Calcitriol and 19-nor effects on 16 hours of iron-mediated HK-2 cell injury. Calcitriol exposure for 18 hours induced modest, but highly significant, dose-dependent increments in percent LDH release in response to Fe-mediated cell injury (left panel). In contrast, 18-hour 19-nor exposures had no injury-potentiating effect (right panel). Neither agent altered LDH release independent of the Fe challenge.

Figure 7.

Iron-mediated HK-2 cell injury (for 16 hours): effects of 48-hour calcitriol or 19-nor exposure. These experiments were analogous to those in Figure 6 ▶ , except that the cells were exposed to calcitriol or 19-nor for 48 hours (rather than 18 hours) before Fe addition. The results differed from those presented in Figure 6 ▶ in two respects: 1) 19-nor, as well as calcitriol, exacerbated Fe-mediated injury; and 2) the lower vitamin D dosages (50 pg/ml calcitriol; 200 pg/ml 19-nor) exerted greater injury-promoting effects than did the higher calcitriol/19-nor doses (200 and 1000 pg/ml, respectively).

Figure 8.

HK-2 cell proliferation, as assessed by [³H]thymidine incorporation, in the presence of calcitriol or 19-nor.

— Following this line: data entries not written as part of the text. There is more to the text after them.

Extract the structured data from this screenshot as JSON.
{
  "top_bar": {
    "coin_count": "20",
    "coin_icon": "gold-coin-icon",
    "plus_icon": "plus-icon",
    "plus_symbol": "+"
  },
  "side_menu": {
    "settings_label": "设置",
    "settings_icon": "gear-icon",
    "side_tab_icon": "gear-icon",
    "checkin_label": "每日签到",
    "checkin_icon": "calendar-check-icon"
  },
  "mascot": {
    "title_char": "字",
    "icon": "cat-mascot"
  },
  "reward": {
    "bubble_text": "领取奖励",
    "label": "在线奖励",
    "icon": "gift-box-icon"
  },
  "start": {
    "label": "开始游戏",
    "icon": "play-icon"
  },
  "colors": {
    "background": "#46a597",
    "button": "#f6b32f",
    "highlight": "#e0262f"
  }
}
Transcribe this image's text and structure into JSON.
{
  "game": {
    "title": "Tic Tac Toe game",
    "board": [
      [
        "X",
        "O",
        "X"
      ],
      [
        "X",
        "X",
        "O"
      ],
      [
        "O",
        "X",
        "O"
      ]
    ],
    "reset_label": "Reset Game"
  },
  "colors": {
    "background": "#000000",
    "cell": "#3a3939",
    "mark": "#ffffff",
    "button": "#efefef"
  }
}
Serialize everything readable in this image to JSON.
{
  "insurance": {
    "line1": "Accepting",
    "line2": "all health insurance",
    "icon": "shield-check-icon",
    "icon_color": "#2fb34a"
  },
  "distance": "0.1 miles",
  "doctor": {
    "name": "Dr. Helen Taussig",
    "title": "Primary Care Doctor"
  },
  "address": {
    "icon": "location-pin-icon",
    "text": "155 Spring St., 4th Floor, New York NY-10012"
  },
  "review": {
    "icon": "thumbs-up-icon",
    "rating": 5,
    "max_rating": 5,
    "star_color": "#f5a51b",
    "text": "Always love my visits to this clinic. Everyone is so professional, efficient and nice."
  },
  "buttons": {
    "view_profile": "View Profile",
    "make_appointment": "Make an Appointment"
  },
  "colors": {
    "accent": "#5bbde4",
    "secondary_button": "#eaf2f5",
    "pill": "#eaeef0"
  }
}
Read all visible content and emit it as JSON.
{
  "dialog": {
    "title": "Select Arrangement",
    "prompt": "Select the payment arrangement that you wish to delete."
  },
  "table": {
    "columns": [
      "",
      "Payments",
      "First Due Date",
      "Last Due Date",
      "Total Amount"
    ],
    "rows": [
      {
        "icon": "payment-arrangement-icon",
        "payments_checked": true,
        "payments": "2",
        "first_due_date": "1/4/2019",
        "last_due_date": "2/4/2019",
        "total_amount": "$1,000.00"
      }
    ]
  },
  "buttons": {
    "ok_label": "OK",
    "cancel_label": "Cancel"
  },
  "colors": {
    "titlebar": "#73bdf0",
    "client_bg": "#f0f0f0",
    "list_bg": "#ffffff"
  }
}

HK-2 cells were cultured for 16 or 48 hours with either calcitriol (0, 50, or 250 pg/ml; left panel) or with 19-nor (0, 200, or 1000 pg/ml), and then [³H]thymidine incorporation was assessed. Calcitriol had no effect on [³H]thymidine uptake under any of the test conditions, and 19-nor slightly suppressed [³H]thymidine uptake, but only with the 1000 pg/ml dose. This was only a transient effect, as after more prolonged (48 hours) exposure, 19-nor had no effect.

Figure 9.

Effects of single-dose calcitriol administration on normal mice and on mice subjected to concomitant glycerol administration. When administered to control (C) mice, calcitriol induced no increments in BUN or plasma creatinine concentrations. However, when administered at the time of glycerol administration, calcitriol caused two- to threefold BUN/creatinine increments (assessed 18 hours after glycerol with or without calcitriol therapy).

Figure 10.

Total plasma calcium concentrations in normal mice (left) and in glycerol-treated mice (right) (18 hours with or without calcitriol administration). Calcitriol induced modest, and essentially identical, degrees of hypercalcemia in normal and glycerol-treated mice. C, controls (ie, no calcitriol treatment).

Figure 11.

Effects of calcitriol administration on H₂O₂ production by isolated tubules and on cell energetics, assessed by tubule ATP/ADP ratios. Left panel: Tubules harvested from mice 2 hours after glycerol injection demonstrated brisk H₂O₂ production, compared with control tubules (harvested from normal mice). In vivo calcitriol (vit D) treatment at the time of glycerol injection markedly suppressed tubule H₂O₂ production. Right panel: Tubules harvested from glycerol-treated mice had significant depressions in ATP/ADP ratios (an indirect assessment of state 3 respiration). In vivo calcitriol (vit D) treatment caused a modest, but significant, accentuation of this ATP/ADP suppression.